Hence, the quality of modelling results strongly depends on the model structure and functions discussed above as well as on input data. This general statement is, for sure, true for the methodology developed and presented in this article. The assignment of the two basic schemes for deriving scenarios of ecological and pedological soil moisture (Hofmann 2002; Benzler et al. 1987) as shown in Table 1 and the subsequent fuzzy modelling is based on data at small cartographic scales (map on ecosystem types in Germany 1: 500,000, soil map of Germany 1: 1,000,000). Such cartographic scales necessarily are characterised by neglecting variation at the regional and local scale and, thus, extreme values, in particular since the ecological indication of soil moisture is based on plant species compositions under natural competition conditions which in space vary very widely (Ellenberg et al. 1991). Thus, for areas of large spatial extent, the detection of soil moisture changes throughout time should be more valid than estimations of the absolute value for the ecological soil moisture. This is in particular true when the model exhibits systematic errors (biases). However, the Kellerwald example corroborates that, if more detailed data are available, and a surface covering calculation of soil moisture is feasible at the regional scale.

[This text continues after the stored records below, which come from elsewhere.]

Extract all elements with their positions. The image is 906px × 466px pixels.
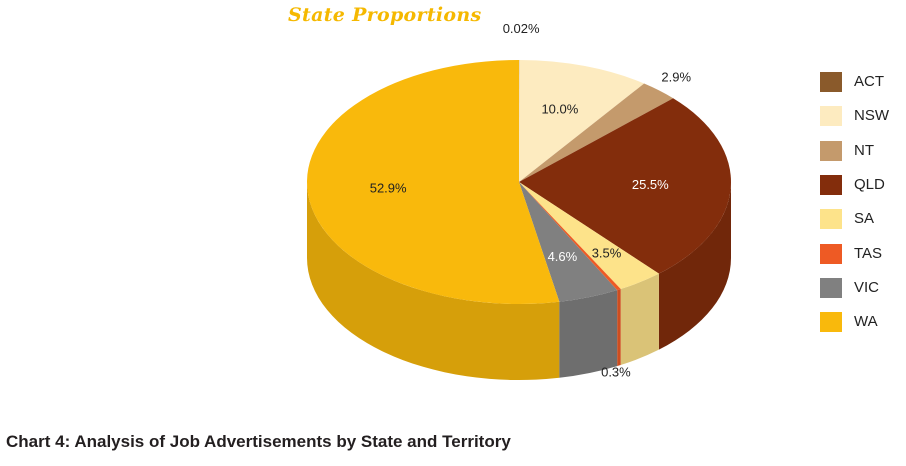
legend-label: QLD bbox=[854, 176, 885, 193]
legend-swatch bbox=[820, 244, 842, 264]
slice-label-act: 0.02% bbox=[503, 21, 540, 36]
legend-label: NT bbox=[854, 142, 874, 159]
legend-item-nt: NT bbox=[820, 141, 906, 161]
legend-swatch bbox=[820, 72, 842, 92]
slice-label-tas: 0.3% bbox=[601, 364, 631, 379]
legend-item-qld: QLD bbox=[820, 175, 906, 195]
slice-label-nt: 2.9% bbox=[661, 69, 691, 84]
legend-label: ACT bbox=[854, 73, 884, 90]
slice-label-sa: 3.5% bbox=[592, 245, 622, 260]
legend-item-nsw: NSW bbox=[820, 106, 906, 126]
pie-chart: 0.02% 10.0% 2.9% 25.5% 3.5% 0.3% 4.6% 52.9% bbox=[0, 0, 906, 430]
slice-label-vic: 4.6% bbox=[548, 249, 578, 264]
legend-item-vic: VIC bbox=[820, 278, 906, 298]
pie-side-sa bbox=[621, 274, 659, 365]
legend-label: SA bbox=[854, 210, 874, 227]
legend-swatch bbox=[820, 312, 842, 332]
legend-swatch bbox=[820, 278, 842, 298]
legend-item-tas: TAS bbox=[820, 244, 906, 264]
legend-swatch bbox=[820, 175, 842, 195]
legend-label: WA bbox=[854, 313, 878, 330]
legend-item-wa: WA bbox=[820, 312, 906, 332]
legend-label: NSW bbox=[854, 107, 889, 124]
legend-label: VIC bbox=[854, 279, 879, 296]
legend-label: TAS bbox=[854, 245, 882, 262]
pie-side-tas bbox=[617, 289, 621, 366]
slice-label-qld: 25.5% bbox=[632, 177, 669, 192]
slice-label-nsw: 10.0% bbox=[541, 102, 578, 117]
slice-label-wa: 52.9% bbox=[370, 181, 407, 196]
legend-item-sa: SA bbox=[820, 209, 906, 229]
chart-caption: Chart 4: Analysis of Job Advertisements … bbox=[6, 432, 511, 452]
legend-swatch bbox=[820, 106, 842, 126]
legend-swatch bbox=[820, 209, 842, 229]
legend-item-act: ACT bbox=[820, 72, 906, 92]
legend-swatch bbox=[820, 141, 842, 161]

For the site level, process-based dynamic modelling is the method of choice.

5 Conclusion

This investigation enabled to spatio-temporally estimate soil moisture with available data covering the whole territory of Germany, to specify these estimates for the regional scale, to statistically analyse temporal trends of modelled soil moisture for the time period 1961–2070 and to locate soil moisture changes (drying-out) at both national and regional levels. The modelling results of soil moisture could be evidenced to be valid using empirical data on ecological soil moisture derived by vegetation analyses. Maps on spatial patterns and temporal trends calculated are meaningful and significant, respectively. Hence, as shown for Germany and the Kellerwald National Park, fuzzy modelling and mapping soil moisture as climate change-related pressure for forest ecosystem integrity could be proved as eligible for assessments of areas of large spatial extents. Thus, it should be combined with available ecological data on forest ecosystem types (Jenssen et al. 2013; Schröder et al. 2015). The approach is generic if respective data are available so that it could be hypothesised to be easily reused and applied for other countries, at the European scale and for different European landscapes based on regionally scaled data on forest ecosystem types. This would help to map the condition of forests impacted by climate change and atmospheric deposition which are known as significant pressures for ecological integrity and related ecosystem services.